As the old saying goes, when you’re up to your butt in alligators, it’s hard to remember that the objective is to drain the swamp. Likewise, it’s easy to get caught up in the current crisis and lose sight of the big picture of running your kitchen and bath firm.
It’s important to allocate some of your time to each of three different areas: your history, the present and the future. While it’s easy to get caught up in focusing on the present, you should set aside some time each week to focus on the other two areas that usually get put off while we deal with the pressing matters that present themselves to us each day.
Reviewing the Past
For kitchen and bath dealers and designers to be successful, they need to be careful not to repeat the mistakes of the past. Obviously, much can be learned by looking into the results and experiences that we’ve had with our businesses. We do this in several ways, one being the simple act of thinking about and discussing with the staff which projects have gone well and which have had problems.
Analyzing what caused things to go as planned and why plans fell apart will give you and your staff a feel for how to approach projects and client relations in the future.
Your financial records and reports are another area that provides solid information about the success or failure of projects and the overall trajectory of the business. This reporting should include a job-costing system that allows you to determine which jobs are profitable and evidence of any problem areas.
This job costing should provide a “feedback loop” for the person(s) responsible for estimating. This can be accomplished by having that person review the job cost reports each month, comparing the accumulated cost to the budgeted amounts. Another valuable practice is to have your estimators review and approve billings in order to establish knowledge of current costs for labor and materials that will go into future projects.
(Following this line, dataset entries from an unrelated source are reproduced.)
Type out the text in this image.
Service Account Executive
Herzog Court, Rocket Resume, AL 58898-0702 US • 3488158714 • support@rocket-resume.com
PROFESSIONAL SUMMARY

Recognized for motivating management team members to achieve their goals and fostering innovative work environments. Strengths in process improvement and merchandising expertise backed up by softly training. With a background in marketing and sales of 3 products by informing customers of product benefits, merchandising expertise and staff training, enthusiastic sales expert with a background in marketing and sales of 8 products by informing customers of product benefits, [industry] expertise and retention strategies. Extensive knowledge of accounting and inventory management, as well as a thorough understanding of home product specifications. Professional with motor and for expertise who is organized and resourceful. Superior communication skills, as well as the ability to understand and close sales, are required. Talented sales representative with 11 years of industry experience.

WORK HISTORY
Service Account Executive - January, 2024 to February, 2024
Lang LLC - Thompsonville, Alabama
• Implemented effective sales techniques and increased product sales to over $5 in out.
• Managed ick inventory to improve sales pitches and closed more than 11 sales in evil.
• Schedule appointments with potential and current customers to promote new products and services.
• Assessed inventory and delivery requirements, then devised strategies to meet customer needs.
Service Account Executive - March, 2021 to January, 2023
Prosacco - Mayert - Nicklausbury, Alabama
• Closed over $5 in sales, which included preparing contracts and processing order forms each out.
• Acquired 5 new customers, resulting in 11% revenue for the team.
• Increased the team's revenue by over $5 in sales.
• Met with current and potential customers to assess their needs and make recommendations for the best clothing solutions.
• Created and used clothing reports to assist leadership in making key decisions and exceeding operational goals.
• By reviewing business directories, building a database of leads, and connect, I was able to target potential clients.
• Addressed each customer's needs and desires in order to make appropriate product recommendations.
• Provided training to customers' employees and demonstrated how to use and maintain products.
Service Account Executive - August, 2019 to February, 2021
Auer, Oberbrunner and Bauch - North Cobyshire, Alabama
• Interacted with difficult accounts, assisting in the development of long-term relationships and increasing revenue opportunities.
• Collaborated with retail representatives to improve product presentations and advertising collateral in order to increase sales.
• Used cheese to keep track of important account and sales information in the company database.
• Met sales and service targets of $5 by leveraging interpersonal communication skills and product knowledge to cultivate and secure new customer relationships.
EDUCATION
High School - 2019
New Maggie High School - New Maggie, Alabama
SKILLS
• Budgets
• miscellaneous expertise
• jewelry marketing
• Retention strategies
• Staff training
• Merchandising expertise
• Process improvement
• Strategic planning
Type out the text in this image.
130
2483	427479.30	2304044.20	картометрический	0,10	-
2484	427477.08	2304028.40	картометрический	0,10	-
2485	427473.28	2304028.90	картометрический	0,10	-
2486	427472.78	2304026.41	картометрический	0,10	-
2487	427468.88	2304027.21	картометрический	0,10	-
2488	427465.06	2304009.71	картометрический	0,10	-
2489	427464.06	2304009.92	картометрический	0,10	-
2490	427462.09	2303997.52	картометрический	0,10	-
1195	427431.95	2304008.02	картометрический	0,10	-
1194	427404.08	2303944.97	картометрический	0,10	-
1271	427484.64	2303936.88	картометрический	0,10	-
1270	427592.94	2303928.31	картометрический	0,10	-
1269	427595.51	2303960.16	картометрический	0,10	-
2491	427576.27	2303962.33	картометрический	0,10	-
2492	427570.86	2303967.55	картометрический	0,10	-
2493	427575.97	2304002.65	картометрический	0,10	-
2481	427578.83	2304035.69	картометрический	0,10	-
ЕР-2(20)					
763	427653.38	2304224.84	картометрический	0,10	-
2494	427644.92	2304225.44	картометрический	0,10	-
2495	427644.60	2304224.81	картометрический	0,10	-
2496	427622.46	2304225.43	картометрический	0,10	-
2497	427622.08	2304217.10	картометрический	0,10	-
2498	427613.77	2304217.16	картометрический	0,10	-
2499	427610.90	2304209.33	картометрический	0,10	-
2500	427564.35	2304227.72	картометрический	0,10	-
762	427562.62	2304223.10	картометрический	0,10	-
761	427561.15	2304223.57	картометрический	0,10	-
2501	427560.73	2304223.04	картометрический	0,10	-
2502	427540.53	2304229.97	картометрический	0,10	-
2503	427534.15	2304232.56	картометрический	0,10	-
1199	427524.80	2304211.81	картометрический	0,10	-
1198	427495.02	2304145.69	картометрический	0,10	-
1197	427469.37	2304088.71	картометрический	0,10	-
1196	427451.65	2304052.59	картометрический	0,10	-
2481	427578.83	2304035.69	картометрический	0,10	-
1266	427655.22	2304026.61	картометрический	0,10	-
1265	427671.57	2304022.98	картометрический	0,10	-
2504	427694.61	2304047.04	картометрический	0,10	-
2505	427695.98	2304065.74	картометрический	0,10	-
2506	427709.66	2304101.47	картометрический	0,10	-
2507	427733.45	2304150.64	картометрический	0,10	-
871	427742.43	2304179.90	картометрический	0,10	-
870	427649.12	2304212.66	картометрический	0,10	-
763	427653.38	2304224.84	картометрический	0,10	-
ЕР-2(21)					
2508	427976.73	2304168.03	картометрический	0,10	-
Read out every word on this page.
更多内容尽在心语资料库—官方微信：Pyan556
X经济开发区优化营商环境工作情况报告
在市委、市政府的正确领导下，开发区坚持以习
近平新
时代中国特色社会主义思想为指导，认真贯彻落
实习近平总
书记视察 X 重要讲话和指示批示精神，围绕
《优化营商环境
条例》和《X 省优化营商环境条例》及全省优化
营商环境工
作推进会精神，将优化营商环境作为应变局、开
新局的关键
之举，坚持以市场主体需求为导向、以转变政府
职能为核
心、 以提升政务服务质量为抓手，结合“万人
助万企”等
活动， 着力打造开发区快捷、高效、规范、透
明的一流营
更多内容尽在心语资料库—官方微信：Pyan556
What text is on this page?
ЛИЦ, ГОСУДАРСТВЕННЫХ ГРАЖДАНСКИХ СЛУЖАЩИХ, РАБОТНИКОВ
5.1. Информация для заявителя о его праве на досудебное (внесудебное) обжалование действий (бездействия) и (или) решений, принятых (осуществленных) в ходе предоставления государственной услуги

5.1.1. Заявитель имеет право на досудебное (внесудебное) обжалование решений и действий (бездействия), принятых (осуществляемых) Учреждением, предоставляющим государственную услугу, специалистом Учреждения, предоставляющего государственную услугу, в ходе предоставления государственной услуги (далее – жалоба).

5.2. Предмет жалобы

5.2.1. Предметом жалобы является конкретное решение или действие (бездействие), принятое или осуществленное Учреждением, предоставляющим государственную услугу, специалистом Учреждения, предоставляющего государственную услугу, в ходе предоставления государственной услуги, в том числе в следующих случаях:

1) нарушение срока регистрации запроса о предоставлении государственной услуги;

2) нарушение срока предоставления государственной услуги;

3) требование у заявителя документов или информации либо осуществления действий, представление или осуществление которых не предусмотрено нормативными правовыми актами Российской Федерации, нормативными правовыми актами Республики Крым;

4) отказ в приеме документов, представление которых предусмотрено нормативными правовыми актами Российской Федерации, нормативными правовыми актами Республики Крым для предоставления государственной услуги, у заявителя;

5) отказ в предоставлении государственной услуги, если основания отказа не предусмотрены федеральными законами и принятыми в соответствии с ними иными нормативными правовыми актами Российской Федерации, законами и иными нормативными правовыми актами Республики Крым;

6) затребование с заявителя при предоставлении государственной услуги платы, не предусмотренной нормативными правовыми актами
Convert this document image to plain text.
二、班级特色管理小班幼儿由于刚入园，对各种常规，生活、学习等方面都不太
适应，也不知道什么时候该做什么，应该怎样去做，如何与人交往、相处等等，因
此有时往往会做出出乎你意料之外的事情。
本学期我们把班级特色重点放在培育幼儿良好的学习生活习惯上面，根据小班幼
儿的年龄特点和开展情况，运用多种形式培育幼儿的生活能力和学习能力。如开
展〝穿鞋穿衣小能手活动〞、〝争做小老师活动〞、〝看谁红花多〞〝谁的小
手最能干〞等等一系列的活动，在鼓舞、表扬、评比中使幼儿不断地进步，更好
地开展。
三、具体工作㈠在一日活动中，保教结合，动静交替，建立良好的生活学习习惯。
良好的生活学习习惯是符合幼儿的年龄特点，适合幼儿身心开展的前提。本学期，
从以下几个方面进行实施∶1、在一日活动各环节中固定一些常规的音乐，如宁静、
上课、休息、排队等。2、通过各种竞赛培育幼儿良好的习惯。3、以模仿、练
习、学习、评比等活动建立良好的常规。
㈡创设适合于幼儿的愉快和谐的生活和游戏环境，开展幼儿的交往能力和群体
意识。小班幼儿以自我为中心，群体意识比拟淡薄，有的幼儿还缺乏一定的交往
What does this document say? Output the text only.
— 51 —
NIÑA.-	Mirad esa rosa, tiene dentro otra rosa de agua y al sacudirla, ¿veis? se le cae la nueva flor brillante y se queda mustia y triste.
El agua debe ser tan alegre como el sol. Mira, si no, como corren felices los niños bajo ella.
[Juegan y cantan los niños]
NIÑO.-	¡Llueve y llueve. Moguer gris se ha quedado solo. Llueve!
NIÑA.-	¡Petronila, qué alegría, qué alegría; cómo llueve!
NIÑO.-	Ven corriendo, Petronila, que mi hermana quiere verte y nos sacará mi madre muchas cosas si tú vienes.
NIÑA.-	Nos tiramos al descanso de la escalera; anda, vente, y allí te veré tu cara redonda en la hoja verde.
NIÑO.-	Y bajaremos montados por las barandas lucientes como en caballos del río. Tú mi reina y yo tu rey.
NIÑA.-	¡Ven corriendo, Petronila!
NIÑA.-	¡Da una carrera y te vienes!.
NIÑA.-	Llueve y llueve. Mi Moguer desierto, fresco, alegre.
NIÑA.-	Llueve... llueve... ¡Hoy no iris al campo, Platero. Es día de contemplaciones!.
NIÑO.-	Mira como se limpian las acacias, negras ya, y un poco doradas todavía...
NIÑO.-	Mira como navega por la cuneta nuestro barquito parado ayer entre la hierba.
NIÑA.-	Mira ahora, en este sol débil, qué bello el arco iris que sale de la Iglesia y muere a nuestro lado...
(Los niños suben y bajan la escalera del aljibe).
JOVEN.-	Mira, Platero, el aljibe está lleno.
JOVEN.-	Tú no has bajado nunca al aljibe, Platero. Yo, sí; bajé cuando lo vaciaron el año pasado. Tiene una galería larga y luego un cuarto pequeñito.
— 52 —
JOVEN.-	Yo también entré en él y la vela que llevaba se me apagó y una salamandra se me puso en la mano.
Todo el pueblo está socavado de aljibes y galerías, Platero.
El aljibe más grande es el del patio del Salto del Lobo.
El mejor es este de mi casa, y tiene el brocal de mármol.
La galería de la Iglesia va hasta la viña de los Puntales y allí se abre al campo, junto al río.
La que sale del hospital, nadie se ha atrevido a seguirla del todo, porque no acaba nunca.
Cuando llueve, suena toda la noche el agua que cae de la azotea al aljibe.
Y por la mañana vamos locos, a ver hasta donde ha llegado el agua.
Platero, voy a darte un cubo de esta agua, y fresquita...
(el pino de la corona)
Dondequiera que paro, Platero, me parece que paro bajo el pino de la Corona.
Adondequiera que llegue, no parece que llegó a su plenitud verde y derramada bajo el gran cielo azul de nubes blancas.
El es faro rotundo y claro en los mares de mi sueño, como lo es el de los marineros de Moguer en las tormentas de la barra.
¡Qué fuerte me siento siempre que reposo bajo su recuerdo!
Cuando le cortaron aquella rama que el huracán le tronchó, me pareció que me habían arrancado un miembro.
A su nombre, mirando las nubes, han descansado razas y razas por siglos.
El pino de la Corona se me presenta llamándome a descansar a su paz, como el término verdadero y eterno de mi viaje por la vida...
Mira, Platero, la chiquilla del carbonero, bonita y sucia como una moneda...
Past clients are also a valuable source for gaining a sense of how your business is doing and what the perception of your business is in the public eye. Former clients are critical to building your brand and providing both repeat business and referrals. For that reason, it’s a good idea to follow up with these clients with either a questionnaire or a personal interview to gauge what their view is of their experience with your company. Make sure you share this feedback (good and bad) with your employees and sub-contractors.
Consider developing a written history of your company. This is important to nurture the good will and traditions of your business and its reputation. It’s important for your employees and clients to know how your business has evolved and the lengths to which it has gone to satisfy customers and take care of its employees.
Anticipate the Future
If you’re like most small business owners, you find yourself facing a never ending series of questions and crises that must be dealt with immediately. It’s easy in this situation to put off that cash flow projection or staffing question until tomorrow. All too often, though, that process is repeated tomorrow and that promise to look ahead at the issues that aren’t quite as urgent just does not happen until they turn into this day’s crisis.
A good practice is to actually schedule a specific time each week, perhaps away from your office, to try to look ahead at those events, problems or issues that may be weeks or months in the future. Remember that doing something regularly a few times can become a habit!
Another area where anticipating is important is at the project level. Planning should really begin during the design phase of working with a client, making sure decisions are made and products are specified early on. Materials can then be ordered and a time line prepared for the work to be done. This, in turn, will allow subcontractors to be scheduled and conflicts avoided with other projects.
Being able to continuously look ahead is one of the most critical abilities that a project manager possesses. Too many project managers (and not just those in our business) simply fail to anticipate what is going to happen and turn themselves into “fire fighters,” never quite getting ahead of events. It’s necessary to focus on each job every day and worry about what’s going to be happening with that project tomorrow, next week and next month. If problems have arisen or unexpected complications are encountered, they must be dealt with immediately.
You, as a business manager, must be looking further ahead, making sure that the big picture issues are not ignored. Some of the issues that should be on this agenda include marketing, financial planning, personnel and equipment.
Marketing in the remodeling business is one of the grayest areas with which we have to deal. For the most part, the time horizon we’re dealing with is several months to years in the future. A remodeling project is not an impulse purchase, so marketing should be targeted at keeping your firm’s name in the public’s mind.
Thinking about what can be done to develop brand awareness of your business is a worthwhile investment of your time. Developing a plan to encourage former clients as a referral base is another important aspect of any marketing plan.
While all of this planning is important, it could all prove worthless without a clear, well-thought-out financial plan. It is critical to be able to project what payments must be made and what revenue is coming in to cover them. Knowing how cash flow will play out over the coming months allows you to time equipment purchases, delay discretionary purchases when necessary and/or arrange for bank financing if needed without having to go into “crisis” mode.
Don’t Ignore the Present
Financial monitoring is something that’s easy to put off, but paying attention to income statements, job cost results and cash flow projections is absolutely essential. Make sure that your accounting system provides you with all of this information on a timely basis.
Pay attention to your “gut” when it comes to what’s happening with your clients, your employees and your sub-contractors. If you’ve been in business through a business cycle or two, you will develop a sense for how things are going. If you are getting calls from upset clients or your employee morale seems to be off, don’t ignore it.
Worrying is an important part of managing a business. Make sure you employ this tactic to its fullest.